As nutrition advocates who are committed to improving public education about science-based dietary recommendations, we recognize the importance of how our nutrition guidance program performs in independently funded research published in peer-reviewed journals. We’re committed to engaging with the industry about our algorithm, which is why we’re pleased to share the research and science looking at Guiding Stars.
Transparency about the way we rate food is an important part of our work, which is why we published our algorithm. We’ve also provided a white paper explaining the science behind Guiding Stars.
The Milbank Quarterly
Consumers’ Response to an On-Shelf Nutrition Labelling System in Supermarkets: Evidence to Inform Policy and Practice
According to a 2017 independent study, data from three supermarket chains and interviews with nearly 800 shoppers demonstrates that the Guiding Stars system helped shoppers choose items with less trans fat and sugar and more fiber and omega-3 fatty acids.
Journal of Nutrition Education and Behavior
Guiding Stars Influences Perception of Healthy Food Choices at a 4-Year University
A 2017 study at the University of New Hampshire has shown the value of Guiding Stars for university dining services. According to the study, “over time, patrons perceive a benefit from point-of-purchase nutrition information such as Guiding Stars, particularly at an on-campus eatery with a variety of choices.”
Public Health Nutrition
The impact of a supermarket nutrition rating system on purchases of nutritious and less nutritious foods
A 2014 independent study conducted by researchers from Cornell University examined how the Guiding Stars nutrition rating system impacted consumer food purchases. According to the study, “the introduction of the nutrition ratings led shoppers to buy a more nutritious mix of products.”
Letter to the Editor
The Guiding Stars Scientific Advisory Panel provided comments to Public Health Nutrition in response to specific study conclusions.

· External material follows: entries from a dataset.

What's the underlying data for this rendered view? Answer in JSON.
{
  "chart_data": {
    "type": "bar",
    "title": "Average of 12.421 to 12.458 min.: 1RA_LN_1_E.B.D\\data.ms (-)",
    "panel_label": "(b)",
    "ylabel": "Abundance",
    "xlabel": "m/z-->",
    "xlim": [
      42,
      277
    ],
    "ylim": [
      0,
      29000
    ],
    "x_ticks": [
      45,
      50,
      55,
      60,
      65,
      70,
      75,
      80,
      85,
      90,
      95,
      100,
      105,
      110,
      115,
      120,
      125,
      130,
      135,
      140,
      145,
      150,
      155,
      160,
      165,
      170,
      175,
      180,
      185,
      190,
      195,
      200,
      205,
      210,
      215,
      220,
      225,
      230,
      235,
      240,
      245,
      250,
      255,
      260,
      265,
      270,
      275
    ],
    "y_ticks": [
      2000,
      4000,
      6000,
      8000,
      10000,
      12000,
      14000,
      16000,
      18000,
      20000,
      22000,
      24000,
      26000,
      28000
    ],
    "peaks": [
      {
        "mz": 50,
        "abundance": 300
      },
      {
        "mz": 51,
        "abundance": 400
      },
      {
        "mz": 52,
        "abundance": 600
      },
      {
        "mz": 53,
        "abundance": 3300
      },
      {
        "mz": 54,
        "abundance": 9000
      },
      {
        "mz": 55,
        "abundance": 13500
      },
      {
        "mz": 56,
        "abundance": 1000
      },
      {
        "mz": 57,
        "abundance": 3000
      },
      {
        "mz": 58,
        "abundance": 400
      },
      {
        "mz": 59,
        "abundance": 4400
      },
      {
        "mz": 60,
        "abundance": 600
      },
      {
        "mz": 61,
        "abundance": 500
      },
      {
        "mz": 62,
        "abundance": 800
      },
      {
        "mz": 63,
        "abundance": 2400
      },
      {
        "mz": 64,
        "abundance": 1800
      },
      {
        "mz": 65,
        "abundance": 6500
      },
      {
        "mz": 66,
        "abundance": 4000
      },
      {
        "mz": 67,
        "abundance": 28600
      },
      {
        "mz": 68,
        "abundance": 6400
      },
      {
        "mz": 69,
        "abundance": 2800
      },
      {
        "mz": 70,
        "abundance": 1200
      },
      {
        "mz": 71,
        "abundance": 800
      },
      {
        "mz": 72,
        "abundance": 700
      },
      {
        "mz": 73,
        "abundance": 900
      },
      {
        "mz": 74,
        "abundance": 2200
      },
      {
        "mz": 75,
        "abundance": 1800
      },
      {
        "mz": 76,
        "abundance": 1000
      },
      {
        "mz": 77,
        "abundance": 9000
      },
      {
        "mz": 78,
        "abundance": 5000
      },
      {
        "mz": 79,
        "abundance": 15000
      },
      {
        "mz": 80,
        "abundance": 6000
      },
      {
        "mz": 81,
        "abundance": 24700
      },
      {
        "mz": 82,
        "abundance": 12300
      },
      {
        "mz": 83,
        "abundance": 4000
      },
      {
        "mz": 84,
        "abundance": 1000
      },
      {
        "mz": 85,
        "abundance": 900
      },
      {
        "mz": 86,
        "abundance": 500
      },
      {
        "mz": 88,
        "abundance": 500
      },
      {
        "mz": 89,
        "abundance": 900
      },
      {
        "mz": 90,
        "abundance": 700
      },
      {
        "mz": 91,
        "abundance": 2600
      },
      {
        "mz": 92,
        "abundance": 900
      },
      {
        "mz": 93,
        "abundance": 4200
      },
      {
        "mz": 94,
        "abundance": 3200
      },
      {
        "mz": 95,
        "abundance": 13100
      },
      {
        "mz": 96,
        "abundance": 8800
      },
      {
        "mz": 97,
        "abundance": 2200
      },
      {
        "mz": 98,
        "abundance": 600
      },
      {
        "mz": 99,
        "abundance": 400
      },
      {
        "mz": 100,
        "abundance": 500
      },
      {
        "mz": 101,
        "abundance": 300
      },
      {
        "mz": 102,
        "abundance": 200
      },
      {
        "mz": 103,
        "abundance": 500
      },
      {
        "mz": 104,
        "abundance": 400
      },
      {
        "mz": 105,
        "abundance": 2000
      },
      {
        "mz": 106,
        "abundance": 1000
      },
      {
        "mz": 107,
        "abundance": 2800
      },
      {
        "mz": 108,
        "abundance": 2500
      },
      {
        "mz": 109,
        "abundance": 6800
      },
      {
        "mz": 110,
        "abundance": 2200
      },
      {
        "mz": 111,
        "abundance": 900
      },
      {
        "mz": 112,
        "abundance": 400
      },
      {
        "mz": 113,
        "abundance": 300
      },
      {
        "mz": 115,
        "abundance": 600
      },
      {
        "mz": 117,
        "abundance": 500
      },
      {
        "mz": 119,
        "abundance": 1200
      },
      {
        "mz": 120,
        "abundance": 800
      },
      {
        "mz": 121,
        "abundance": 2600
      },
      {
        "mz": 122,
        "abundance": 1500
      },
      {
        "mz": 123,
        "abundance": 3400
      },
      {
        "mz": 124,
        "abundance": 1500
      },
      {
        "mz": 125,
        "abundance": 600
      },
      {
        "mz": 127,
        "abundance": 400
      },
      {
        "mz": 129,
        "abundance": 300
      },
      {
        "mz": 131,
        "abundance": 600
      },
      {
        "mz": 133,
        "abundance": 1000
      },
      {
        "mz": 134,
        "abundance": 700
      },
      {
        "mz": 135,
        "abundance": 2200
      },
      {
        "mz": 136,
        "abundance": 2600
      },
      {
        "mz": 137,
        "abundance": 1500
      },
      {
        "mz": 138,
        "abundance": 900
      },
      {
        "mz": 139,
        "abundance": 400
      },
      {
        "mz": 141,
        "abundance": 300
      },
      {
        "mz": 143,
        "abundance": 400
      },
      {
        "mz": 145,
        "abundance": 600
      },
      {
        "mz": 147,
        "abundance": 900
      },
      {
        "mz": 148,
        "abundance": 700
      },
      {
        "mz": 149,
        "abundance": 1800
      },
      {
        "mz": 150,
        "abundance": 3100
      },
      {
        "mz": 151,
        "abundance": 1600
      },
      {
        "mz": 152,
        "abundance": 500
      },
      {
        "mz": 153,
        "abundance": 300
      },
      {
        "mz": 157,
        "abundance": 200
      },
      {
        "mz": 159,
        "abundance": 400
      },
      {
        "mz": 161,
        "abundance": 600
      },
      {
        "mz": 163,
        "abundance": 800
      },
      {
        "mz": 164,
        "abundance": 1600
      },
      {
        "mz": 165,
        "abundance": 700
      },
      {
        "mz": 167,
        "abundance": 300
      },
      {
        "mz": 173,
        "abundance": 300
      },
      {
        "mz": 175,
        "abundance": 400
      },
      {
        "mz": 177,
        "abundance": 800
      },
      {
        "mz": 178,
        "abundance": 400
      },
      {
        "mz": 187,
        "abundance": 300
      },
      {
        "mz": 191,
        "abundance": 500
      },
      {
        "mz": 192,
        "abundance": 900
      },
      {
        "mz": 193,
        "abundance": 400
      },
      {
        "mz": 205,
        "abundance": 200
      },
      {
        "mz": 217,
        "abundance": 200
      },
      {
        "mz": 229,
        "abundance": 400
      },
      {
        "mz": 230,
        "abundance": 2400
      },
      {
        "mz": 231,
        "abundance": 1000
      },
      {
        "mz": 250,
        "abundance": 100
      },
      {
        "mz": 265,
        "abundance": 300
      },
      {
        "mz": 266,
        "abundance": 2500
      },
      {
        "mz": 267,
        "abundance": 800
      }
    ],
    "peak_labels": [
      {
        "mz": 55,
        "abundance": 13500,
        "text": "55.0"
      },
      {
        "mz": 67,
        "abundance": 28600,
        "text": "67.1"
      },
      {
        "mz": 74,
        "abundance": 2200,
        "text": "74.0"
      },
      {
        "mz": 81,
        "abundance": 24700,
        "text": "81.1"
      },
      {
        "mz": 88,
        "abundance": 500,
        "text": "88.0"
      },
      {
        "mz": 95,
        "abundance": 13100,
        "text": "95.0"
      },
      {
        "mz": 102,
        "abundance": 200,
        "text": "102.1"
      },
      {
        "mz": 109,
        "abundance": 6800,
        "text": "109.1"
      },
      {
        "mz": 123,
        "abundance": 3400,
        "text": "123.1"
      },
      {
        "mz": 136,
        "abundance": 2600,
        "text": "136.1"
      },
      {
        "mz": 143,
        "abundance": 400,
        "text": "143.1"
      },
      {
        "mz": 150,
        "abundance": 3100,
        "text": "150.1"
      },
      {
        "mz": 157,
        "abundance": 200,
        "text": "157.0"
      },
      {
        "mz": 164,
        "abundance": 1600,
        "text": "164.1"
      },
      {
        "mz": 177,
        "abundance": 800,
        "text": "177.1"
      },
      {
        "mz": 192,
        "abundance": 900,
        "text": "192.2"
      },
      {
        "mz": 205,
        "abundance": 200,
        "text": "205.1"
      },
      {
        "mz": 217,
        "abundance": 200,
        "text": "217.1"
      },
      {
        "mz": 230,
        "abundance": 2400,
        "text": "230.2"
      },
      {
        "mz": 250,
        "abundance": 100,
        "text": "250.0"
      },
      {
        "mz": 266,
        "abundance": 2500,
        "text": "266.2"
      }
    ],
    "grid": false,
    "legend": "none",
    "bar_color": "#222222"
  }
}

International Food and Agribusiness Management Review
Simulating the Potential Effects of a Shelf-Tag Nutrition Information Program on Diet Quality Associated with Ready-to-Eat Cereals
According to independent data published in the International Food and Agribusiness Management (IFAMA) Review, the nationwide implementation of the Guiding Stars Program on ready-to-eat breakfast cereals alone could prompt consumers to reduce the amount of added sugars and increase the amount of whole grains in their diets by 2.5 percent, while also reducing calories and sodium intake.
Food Policy
Effects of the Guiding Stars Program on purchases of ready-to-eat cereals with different nutritional attributes
A 2013 study published in the journal Food Policy confirms that Guiding Stars influences grocery shoppers’ selections, significantly increasing demand for products that are rated more nutritious, at the expense of those that are not. According to the study, shoppers were significantly more likely to choose ready-to-eat cereals with one, two or three Guiding Stars, indicating a higher nutritional value, versus those with zero stars, or a lower nutritional value.
American Journal of Health Promotion
Development and Implementation of the Guiding Stars Nutrition Guidance Program
In July 2011, the Guiding Stars program received a patent for the algorithm used to rate foods. In the same year, the algorithm was made transparent by publication in a peer-reviewed article. We are proud to be the first nutrition guidance program to take this step, which we hope will benefit the public through influencing both food manufacturing practices and public policy on nutrition labeling, ultimately benefiting consumers looking for an easy way to identify more nutritious foods.
American Journal of Clinical Nutrition
Guiding Stars: The effect of a nutrition navigation program on consumer purchases at the supermarket
Research published in the American Journal of Clinical Nutrition shows Guiding Stars had a positive influence on food purchasing decisions after the implementation of the zero-to-three star rating system and that these changes continue to be significant in achieving healthier food choices in the supermarket.